RWTH: RWTH and university clinic start relief campaign for the Ukraine
RWTH Aachen University and the RWTH Aachen University Hospital want to help people in Ukraine. A fundraiser is intended to specifically support the medical staff in the local hospitals by providing them with urgently needed and currently scarce medicines as well as bandages and other medical aids. This specific measure was initiated by Professor Andrij Pich from the Institute for Technical and Macromolecular Chemistry at the RWTH and the DWI-Leibniz Institute for Interactive Materials.
Pich was born in Lviv, Ukraine, grew up there and studied chemistry in his homeland. At the age of 23 he moved to Dresden to do his doctorate, after a stay in Canada he has been working at the RWTH since 2009. The 46-year-old has spent half his life in Ukraine, his family and many friends live there. “When I see what is happening to my people right now, I am deeply shocked,” he says.
Pich has already been able to gain many supporters for the planned aid campaign at the RWTH. The management of the RWTH and the university clinic support them emphatically. A donation account was set up for the campaign “RWTH and university clinic help in the Ukraine”. “We don’t want to stand by and watch. We therefore ask for your help with donations to support the medical care of the sick and war victims in Ukraine,” explains the rectorate of the university.
There are a number of doctors in Pich’s family and circle of friends who work in the hospitals, mainly in Lviv, but also in Kyiv. They described to him the lack of bandages, antibiotics, anesthetics and other medical supplies caused by the war. The camps are empty because medicines and bandages for the treatment of the severely injured have been transported to the embattled east of the country. But the first wounded from the combat zones are also arriving in Lviv. The local doctors have drawn up lists of urgently needed material. “We know exactly what is needed locally. The medical staff there are sometimes empty-handed,” emphasizes Pich.

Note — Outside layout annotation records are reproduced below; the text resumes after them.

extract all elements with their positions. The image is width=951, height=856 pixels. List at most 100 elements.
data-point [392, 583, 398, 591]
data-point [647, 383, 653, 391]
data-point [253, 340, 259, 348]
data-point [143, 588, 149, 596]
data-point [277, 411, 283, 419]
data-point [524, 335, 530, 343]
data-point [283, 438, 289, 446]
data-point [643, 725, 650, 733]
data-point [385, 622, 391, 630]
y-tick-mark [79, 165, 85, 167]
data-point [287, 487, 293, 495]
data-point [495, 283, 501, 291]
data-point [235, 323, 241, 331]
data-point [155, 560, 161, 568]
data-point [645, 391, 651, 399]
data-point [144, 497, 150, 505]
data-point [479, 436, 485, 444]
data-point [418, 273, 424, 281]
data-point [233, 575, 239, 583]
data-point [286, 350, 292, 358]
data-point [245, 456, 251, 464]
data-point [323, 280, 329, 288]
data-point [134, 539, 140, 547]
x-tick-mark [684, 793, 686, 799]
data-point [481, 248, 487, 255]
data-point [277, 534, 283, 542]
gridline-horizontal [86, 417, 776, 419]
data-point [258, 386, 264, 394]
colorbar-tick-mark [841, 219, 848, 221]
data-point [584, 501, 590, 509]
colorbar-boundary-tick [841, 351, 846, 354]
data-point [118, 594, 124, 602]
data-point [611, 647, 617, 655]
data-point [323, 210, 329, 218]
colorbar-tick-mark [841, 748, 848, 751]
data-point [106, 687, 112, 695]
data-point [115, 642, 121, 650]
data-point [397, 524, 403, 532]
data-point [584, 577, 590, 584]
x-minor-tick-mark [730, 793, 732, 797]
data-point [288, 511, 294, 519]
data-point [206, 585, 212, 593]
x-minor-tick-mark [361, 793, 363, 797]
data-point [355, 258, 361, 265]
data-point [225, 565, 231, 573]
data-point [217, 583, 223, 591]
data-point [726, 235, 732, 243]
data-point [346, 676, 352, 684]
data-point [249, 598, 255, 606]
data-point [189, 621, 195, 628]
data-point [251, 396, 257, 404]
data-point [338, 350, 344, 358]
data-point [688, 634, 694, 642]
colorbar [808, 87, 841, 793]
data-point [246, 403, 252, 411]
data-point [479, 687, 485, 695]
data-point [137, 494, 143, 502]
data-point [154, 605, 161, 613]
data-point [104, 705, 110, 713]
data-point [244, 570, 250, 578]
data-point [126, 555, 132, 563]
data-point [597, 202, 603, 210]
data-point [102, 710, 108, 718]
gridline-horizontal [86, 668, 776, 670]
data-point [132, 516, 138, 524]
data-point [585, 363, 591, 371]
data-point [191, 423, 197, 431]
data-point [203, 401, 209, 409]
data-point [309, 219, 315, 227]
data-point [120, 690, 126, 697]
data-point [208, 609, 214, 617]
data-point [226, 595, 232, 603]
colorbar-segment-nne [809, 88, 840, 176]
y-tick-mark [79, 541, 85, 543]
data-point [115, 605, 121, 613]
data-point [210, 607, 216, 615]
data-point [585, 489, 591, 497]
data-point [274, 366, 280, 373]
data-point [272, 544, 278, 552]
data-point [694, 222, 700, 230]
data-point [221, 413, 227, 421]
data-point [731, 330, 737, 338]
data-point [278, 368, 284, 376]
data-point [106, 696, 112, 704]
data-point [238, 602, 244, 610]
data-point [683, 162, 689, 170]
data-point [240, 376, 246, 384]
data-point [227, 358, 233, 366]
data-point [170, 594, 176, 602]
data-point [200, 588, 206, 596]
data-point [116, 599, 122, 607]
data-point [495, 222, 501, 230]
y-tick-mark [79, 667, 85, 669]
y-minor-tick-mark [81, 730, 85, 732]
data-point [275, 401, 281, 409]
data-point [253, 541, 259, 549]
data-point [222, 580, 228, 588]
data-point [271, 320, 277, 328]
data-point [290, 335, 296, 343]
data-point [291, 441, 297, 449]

With the help of the donations for the campaign by the RWTH and the university clinic, the pharmacy of the university clinic is now procuring what is urgently needed in the Ukrainian clinics. “We use a humanitarian sign and use donations in a targeted manner,” emphasizes RWTH Rector Ulrich Rüdiger for the Rectorate of RWTH.
Pich will accompany the aid transport himself to the Polish-Ukrainian border. There, his friends and relatives take over and bring the goods to the local hospitals.